Théologie contextuelle

Les grandes avancées des sciences humaines au 20e siècle ont permis de comprendre que nous sommes tous pris dans un regard ethnocentré : il est très difficile aux humains de comprendre que les autres soient vraiment différents d’eux. La théologie dialectique, en affirmant que Dieu est le Tout-Autre, le Radicalement Autre, a aussi fait entrer dans la théologie l’idée d’une non-maîtrise de qui est Dieu, et de qui sont les autres pour nous. Ce sont des avancées, mais ça reste compliqué à penser et à mettre en œuvre pratiquement dans nos Églises.

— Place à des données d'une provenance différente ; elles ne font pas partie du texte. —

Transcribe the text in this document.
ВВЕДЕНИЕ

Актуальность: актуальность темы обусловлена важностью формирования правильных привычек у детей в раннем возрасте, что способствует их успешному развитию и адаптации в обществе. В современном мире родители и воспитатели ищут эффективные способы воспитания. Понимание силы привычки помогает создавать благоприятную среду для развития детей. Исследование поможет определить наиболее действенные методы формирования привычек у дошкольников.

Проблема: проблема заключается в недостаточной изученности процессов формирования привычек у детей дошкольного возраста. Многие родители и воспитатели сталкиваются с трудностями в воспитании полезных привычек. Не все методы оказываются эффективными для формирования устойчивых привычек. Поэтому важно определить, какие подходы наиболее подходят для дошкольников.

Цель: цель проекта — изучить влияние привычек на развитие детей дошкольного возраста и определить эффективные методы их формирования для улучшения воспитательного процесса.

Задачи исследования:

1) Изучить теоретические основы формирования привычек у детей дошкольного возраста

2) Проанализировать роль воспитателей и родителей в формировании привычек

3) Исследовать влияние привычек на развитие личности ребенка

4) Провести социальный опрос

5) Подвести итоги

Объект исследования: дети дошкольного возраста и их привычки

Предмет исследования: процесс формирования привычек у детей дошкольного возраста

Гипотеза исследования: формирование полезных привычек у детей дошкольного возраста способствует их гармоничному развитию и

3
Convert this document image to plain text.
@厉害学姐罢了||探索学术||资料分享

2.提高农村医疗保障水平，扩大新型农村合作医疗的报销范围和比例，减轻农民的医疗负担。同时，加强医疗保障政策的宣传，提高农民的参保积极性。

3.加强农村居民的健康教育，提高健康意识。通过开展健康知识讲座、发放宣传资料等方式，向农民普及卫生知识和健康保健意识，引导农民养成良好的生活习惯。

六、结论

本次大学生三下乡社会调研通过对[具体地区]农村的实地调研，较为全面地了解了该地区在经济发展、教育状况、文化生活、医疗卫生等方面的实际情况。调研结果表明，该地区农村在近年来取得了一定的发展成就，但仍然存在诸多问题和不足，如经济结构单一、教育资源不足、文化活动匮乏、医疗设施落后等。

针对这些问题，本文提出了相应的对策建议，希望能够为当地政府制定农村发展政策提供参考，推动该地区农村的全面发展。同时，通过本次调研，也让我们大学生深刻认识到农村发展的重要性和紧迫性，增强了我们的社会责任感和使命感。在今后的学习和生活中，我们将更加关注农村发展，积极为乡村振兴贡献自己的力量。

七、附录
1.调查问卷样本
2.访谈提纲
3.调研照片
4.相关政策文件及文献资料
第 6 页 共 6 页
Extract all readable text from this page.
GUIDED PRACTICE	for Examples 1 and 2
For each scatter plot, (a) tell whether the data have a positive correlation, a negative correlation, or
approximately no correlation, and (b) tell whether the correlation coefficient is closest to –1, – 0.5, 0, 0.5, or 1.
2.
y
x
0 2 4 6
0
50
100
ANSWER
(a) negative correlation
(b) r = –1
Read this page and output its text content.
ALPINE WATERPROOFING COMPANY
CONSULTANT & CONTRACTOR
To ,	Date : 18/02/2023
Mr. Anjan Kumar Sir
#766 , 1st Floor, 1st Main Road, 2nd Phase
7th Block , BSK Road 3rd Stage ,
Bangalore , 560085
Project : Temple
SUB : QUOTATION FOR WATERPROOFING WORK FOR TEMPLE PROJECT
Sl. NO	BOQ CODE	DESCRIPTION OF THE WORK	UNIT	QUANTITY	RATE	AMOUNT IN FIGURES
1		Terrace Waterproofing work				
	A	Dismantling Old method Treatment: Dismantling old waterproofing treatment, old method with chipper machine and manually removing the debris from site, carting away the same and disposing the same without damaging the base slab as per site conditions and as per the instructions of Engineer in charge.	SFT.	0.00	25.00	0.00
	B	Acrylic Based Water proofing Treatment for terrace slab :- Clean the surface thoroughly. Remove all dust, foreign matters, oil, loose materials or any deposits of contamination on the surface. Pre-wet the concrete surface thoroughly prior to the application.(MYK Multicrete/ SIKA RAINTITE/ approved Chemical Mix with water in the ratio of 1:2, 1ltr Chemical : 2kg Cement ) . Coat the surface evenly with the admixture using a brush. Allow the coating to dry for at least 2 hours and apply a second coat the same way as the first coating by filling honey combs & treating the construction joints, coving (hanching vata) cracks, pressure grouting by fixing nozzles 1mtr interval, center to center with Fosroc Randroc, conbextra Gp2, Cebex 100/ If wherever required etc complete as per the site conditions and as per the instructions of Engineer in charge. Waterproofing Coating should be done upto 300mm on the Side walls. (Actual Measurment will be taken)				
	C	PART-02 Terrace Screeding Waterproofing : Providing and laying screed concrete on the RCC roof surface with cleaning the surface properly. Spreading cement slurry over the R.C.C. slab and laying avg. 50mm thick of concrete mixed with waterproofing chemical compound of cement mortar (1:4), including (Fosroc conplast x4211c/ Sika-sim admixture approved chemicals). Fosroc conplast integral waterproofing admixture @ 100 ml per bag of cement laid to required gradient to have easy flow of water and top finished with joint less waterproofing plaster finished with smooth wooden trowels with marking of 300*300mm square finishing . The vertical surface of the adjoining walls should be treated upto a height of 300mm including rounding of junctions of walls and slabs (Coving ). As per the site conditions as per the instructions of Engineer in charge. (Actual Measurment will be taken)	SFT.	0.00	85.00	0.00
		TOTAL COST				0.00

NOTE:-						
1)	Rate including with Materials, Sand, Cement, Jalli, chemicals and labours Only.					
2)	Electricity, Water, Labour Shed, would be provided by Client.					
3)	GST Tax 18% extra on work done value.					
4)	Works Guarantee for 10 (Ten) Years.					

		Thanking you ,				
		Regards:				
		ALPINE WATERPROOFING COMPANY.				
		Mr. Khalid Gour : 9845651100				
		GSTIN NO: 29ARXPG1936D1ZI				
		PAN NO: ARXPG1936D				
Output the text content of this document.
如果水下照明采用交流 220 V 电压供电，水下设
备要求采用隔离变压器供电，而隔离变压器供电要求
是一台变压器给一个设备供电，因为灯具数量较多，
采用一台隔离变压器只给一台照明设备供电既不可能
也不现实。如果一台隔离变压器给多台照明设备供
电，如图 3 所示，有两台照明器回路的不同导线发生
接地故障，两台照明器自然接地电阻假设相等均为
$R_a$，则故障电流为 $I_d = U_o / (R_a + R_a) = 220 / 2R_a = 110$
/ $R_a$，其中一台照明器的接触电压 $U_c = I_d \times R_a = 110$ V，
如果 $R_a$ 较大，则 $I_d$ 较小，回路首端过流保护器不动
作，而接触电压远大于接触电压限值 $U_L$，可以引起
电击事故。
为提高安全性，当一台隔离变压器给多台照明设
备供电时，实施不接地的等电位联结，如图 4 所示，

La question reste : comment apporter l’Évangile quelque part, sans la culture qui nous colle aux baskets ? Y a-t-il un « noyau pur » qu’on puisse transmettre ? Ou ne peut-on que transmettre « notre » version, notre compréhension, c’est-à-dire une conception occidentale, avec ses dogmes et ses pratiques ?

L’Évangile, quand il s’installe quelque part, s’incarne, et fait surgir des pratiques nouvelles, des idées nouvelles, de nouvelles relations sociales, des théologies renouvelées (le théologien Ka Mana est ici à relire, par exemple). La théologie contextuelle affirme que toute théologie dépend du contexte où elle naît et la façon dont la théologie s’écrit partout dans le monde aujourd’hui nous amène à reconsidérer la nôtre, en Occident, pour prendre au sérieux la culture de l’autre lorsque l’Évangile s’y installe.

Et pourtant : si l’Évangile ne se dit que dans chaque contexte particulier, que reste-t-il d’une vérité universelle et immuable, qui serait la vérité de l’Évangile ? Je vous propose l’idée suivante pour tenter d’aborder ce paradoxe :

L’Évangile est partout contextuel, c’est en cela que l’Église est universelle.